Mujeres del convenio
Dejar que la luz de Cristo brille a través de nosotros: Reflexiones sobre mi papá
Nuestra luz brilla más cuando amamos como Jesús amó.
Ilustración por David Green
Tal vez haya alguien que haya pasado al otro lado del velo, alguien en quien piensen un poco más en diciembre y durante la época navideña.
En mi caso, esa persona es mi papá. Su cumpleaños era en diciembre. Él falleció justo después de la Navidad hace casi dieciocho años.
Mi papá siempre tuvo un trabajo que le requería viajar.
Viajaba en avión cuando todavía no había auriculares ni audífonos. No había pantalla en el respaldo del asiento que tenía enfrente, ni entretenimiento en línea, ni teléfono celular, tableta o computadora portátil.
En aquel entonces, para pasar el tiempo mientras uno viajaba, había tres opciones: dormir; leer un libro, una revista o un periódico; o hablar con la persona que estuviera sentada al lado.

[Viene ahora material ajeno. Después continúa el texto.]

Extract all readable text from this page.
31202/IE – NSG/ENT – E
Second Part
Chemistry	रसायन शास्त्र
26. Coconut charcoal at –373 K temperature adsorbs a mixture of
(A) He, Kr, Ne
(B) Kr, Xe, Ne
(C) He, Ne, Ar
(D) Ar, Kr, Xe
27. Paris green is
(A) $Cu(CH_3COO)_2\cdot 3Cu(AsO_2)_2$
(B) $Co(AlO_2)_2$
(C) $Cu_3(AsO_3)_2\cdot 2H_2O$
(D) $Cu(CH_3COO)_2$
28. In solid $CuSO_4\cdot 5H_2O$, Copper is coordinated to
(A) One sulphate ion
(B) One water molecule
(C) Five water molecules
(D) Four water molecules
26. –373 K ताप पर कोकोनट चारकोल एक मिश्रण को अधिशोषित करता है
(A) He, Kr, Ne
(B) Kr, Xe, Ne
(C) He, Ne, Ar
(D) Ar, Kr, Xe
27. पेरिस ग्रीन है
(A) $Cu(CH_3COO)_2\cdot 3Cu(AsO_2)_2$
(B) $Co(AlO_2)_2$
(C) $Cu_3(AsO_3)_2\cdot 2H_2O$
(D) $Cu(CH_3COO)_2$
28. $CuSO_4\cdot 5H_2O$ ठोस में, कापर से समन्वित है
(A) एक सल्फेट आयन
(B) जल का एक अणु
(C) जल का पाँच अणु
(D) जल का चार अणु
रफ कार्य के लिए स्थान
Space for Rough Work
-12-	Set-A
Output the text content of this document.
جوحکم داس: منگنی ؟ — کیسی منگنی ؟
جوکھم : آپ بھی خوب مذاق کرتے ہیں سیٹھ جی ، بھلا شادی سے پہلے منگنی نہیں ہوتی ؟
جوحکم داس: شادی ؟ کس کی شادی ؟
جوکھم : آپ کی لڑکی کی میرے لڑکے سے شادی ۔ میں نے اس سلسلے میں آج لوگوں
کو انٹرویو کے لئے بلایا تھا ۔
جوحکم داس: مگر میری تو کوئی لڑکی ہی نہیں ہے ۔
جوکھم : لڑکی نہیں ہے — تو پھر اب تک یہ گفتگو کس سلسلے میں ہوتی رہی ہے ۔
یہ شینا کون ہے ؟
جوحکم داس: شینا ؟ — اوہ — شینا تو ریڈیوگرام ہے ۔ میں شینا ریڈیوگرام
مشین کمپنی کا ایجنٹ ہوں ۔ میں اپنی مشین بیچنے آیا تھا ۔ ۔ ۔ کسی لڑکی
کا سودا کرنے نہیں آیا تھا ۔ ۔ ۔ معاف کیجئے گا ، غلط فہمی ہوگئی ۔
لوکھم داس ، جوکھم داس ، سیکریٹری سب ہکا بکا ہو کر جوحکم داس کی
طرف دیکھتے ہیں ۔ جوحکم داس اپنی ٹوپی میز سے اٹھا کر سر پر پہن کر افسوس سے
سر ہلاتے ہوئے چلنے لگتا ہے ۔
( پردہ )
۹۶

Mi papá siempre escogía la tercera.
Regresaba a casa de cada viaje con una historia sobre su compañero de asiento. ¡La historia de vida de esa persona!
No sé cuánto hablaba mi padre acerca de sí mismo, pero tenía una habilidad extraordinaria, un don para escuchar. La gente se sentía cómoda con él; lo suficientemente cómoda como para compartir sus historias personales, sus penas, sus triunfos y todo lo demás.
Y como mi papá siempre era optimista, un verdadero discípulo de Jesucristo, sé que las personas salían del avión sintiéndose reconocidas, escuchadas, amadas, felices y un poco más optimistas que cuando abordaron el avión.
Mi papá creía en algo que el élder Neal A. Maxwell (1926–2004), del Cuórum de los Doce Apóstoles, una vez escribió: “El mismo Dios que colocó aquella estrella en la órbita precisa miles de años antes de que apareciera sobre Belén, en celebración del nacimiento del Niño, ha prestado por lo menos igual atención al colocarnos a cada uno de nosotros en las órbitas humanas precisas a fin de que, si lo deseamos, podamos iluminar el paisaje de nuestra vida, para que nuestra luz no solo guíe a los demás, sino para que también les dé calor”.
En otra ocasión, el élder Maxwell expresó esta idea del siguiente modo: “El plan y la precisión [de Dios] no solo se refieren a las órbitas astrofísicas, sino también a las órbitas humanas. […] Al igual que la estrella de Navidad, cada uno de nosotros, si es fiel, tiene una órbita ordenada”.
¿Prestarán atención a las personas que están en su órbita humana?
¿A quién ha puesto el Dios mismo del universo en el camino de ustedes?
Como discípulos de Jesucristo, ¿cómo pueden ustedes poner más intención al hecho de dar calor y luz a esas personas en su camino?
La fuente de toda luz, nuestro Salvador, Jesucristo, nos pide que dejemos que la luz que obtenemos de Él brille a través de nosotros (véanse Mateo 5:14–16; 3 Nefi 12:14–16). Una manera de hacerlo es prestando atención a las personas que nos rodean, reconociendo su presencia, escuchándolas, amándolas. Nuestra luz brilla más cuando amamos como Jesús amó.
En esta época en que celebramos el nacimiento de Aquel que es la fuente de toda luz, declaro mi convicción de que Él está al tanto de nosotros, individualmente, y de que nos ama a cada uno de nosotros. Él no solo ilumina el camino, sino que también, mediante Su Expiación infinita e íntima, proporciona el camino que nos lleva a casa.